Jan
24
2013

China Marches on Toward Nuclear Power

Have fears over the Fukushima nuclear incident in Japan slowed the drive toward the construction of new nuclear plants? Not in China.

While PACE reported recently on a moderate global slowdown in nuclear construction, nations such as China, India, South Korea, and Russia, all of whom have appetites for more baseload capacity, are poised to grow their nuclear power portfolios. A November report from the International Energy Agency, in fact, projects that global nuclear capacity will reach 580 GW by 2035, up from 370 GW today.
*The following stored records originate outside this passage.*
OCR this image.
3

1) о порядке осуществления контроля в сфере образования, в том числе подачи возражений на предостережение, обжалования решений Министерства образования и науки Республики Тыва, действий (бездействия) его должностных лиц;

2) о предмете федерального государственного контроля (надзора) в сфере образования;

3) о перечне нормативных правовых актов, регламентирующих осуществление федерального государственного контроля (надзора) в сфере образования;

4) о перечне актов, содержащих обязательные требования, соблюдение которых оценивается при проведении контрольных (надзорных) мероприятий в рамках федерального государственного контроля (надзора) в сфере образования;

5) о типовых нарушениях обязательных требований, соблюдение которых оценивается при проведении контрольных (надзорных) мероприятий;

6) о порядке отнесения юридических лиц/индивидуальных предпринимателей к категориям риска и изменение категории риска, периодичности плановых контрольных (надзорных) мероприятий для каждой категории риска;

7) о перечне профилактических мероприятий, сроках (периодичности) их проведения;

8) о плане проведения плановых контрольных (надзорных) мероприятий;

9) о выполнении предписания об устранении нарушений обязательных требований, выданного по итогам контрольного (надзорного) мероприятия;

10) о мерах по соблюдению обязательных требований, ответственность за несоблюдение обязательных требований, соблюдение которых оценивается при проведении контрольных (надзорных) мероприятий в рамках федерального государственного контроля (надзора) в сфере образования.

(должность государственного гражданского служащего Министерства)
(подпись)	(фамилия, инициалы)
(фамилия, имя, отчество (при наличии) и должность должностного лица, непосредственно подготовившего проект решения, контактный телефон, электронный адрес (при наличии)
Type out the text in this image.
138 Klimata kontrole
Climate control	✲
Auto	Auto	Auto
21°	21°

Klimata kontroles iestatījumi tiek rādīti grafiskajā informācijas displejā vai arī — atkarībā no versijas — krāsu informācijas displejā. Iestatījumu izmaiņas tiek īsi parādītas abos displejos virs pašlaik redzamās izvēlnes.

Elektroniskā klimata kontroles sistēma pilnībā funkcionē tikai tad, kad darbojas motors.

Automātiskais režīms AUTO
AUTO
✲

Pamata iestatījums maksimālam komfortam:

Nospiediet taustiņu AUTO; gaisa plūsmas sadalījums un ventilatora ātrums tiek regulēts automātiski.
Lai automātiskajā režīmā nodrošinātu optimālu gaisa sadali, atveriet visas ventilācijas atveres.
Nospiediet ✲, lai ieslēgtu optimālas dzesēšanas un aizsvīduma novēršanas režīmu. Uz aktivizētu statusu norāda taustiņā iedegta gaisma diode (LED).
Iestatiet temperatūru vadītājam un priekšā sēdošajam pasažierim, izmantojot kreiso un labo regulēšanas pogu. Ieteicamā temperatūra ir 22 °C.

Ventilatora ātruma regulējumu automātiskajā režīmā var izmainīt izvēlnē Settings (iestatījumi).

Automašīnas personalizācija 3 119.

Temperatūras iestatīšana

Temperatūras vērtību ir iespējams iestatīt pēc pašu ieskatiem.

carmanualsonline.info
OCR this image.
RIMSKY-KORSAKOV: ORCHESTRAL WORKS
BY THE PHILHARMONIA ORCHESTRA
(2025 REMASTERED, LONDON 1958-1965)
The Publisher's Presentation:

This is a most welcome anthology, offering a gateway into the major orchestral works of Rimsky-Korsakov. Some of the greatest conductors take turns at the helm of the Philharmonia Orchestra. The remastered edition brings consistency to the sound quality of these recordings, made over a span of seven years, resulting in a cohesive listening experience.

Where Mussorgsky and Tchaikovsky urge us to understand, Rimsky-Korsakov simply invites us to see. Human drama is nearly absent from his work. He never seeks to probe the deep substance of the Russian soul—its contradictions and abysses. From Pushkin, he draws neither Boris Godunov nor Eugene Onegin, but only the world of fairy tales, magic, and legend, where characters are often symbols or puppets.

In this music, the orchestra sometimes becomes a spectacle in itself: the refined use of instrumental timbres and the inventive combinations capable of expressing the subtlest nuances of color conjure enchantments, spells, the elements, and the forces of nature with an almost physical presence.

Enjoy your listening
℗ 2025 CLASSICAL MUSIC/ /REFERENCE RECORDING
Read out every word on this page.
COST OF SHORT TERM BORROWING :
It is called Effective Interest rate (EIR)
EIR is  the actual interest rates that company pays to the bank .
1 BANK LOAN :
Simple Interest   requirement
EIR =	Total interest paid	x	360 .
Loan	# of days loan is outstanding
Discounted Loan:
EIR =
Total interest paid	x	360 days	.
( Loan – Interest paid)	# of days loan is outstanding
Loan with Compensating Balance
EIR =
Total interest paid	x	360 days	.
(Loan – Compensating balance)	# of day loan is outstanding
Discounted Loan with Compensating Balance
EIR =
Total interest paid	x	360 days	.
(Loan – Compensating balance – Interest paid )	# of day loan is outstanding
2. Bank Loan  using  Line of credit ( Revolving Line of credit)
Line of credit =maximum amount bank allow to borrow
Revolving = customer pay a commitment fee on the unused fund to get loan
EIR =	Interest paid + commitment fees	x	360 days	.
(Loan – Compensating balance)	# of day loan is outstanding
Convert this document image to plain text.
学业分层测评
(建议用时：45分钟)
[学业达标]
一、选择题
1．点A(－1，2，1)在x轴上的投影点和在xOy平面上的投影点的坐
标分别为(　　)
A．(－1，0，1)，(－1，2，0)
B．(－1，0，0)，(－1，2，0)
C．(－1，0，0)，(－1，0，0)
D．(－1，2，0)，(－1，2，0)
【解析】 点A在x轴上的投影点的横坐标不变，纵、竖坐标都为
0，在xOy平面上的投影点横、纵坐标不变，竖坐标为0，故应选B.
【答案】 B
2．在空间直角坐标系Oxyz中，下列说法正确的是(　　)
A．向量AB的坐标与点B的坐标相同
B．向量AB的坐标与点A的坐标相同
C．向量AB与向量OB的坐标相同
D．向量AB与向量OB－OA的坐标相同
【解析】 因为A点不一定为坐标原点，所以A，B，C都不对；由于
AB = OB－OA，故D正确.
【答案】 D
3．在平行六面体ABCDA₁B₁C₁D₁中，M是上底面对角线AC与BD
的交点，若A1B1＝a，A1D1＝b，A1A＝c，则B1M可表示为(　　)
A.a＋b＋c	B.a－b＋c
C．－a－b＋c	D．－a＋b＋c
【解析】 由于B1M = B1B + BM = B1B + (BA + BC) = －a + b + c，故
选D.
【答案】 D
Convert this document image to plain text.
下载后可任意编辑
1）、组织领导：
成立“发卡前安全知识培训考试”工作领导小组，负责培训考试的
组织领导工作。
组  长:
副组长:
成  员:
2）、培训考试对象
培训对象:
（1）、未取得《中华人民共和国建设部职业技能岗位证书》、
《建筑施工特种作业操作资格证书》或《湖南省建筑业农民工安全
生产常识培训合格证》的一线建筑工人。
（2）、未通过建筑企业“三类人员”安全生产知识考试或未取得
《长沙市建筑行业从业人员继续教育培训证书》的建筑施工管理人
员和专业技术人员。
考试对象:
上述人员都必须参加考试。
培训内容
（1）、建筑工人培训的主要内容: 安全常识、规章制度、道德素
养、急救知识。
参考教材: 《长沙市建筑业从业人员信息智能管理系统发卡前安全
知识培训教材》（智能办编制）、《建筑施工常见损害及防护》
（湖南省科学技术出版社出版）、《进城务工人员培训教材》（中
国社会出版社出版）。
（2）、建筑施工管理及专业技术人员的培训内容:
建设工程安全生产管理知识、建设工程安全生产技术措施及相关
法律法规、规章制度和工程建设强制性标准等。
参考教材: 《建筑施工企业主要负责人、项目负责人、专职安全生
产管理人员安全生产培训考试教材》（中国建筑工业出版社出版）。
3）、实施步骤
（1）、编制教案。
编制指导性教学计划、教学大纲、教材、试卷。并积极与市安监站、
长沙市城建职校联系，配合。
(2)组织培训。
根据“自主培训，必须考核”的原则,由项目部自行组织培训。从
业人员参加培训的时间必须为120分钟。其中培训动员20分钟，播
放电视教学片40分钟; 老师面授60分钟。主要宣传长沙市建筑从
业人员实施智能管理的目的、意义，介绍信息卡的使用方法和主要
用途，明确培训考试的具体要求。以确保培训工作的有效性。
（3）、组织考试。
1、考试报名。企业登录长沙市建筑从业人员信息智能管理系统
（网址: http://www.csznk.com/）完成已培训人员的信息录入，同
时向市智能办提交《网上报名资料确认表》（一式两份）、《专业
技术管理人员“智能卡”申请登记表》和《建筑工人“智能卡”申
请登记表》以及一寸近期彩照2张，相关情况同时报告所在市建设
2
Read an Executive Summary of the Report Here

Most intriguing perhaps is China, whose energy demands are expected to grow by a staggering 60% by 2035. This presents Chinese energy planners with an urgent need to add reliable capacity to the national grid. Compounding the problem is that China is heavily leveraged on coal-fired power, with 83% of the nation’s electricity coming from coal. Hydropower represents 14% of China’s portfolio, while nuclear power contributes only 2% to total capacity. In other words, China has fallen far behind its competitors in adding nuclear generation.

Today, China has only 15 nuclear reactors in operation. The U.S., by comparison, has 104 units working today, with units in north Alabama and east Georgia scheduled to come online within the next decade. The Chinese are hard at work closing the gap, however, with 26 nuclear reactor units under construction, all of which are expected to be operational by 2015. When complete, these units will bring China’s total nuclear capacity to more than 37,000 MW.

According to the World Nuclear Association, China is just getting started. The Chinese government has proposed 120 new nuclear plants, with 51 already in the planning stage. Consider that India, South Korea, and Russia – the other three nations with aggressive nuclear power plans – combined have only 47 nuclear plants in the planning stage. The result is that China is expected to reach 200 GW of nuclear capacity by 2030 and 400 GW by 2050.

The bullish position on nuclear power by the Chinese provides heavy contrast to nations such as Germany, Switzerland, and the United Kingdom that have committed to either draw down their nuclear power capacity or eliminate it altogether. The United States remains somewhere in the middle. Perhaps it’s time for policy makers in the U.S. to pick a side.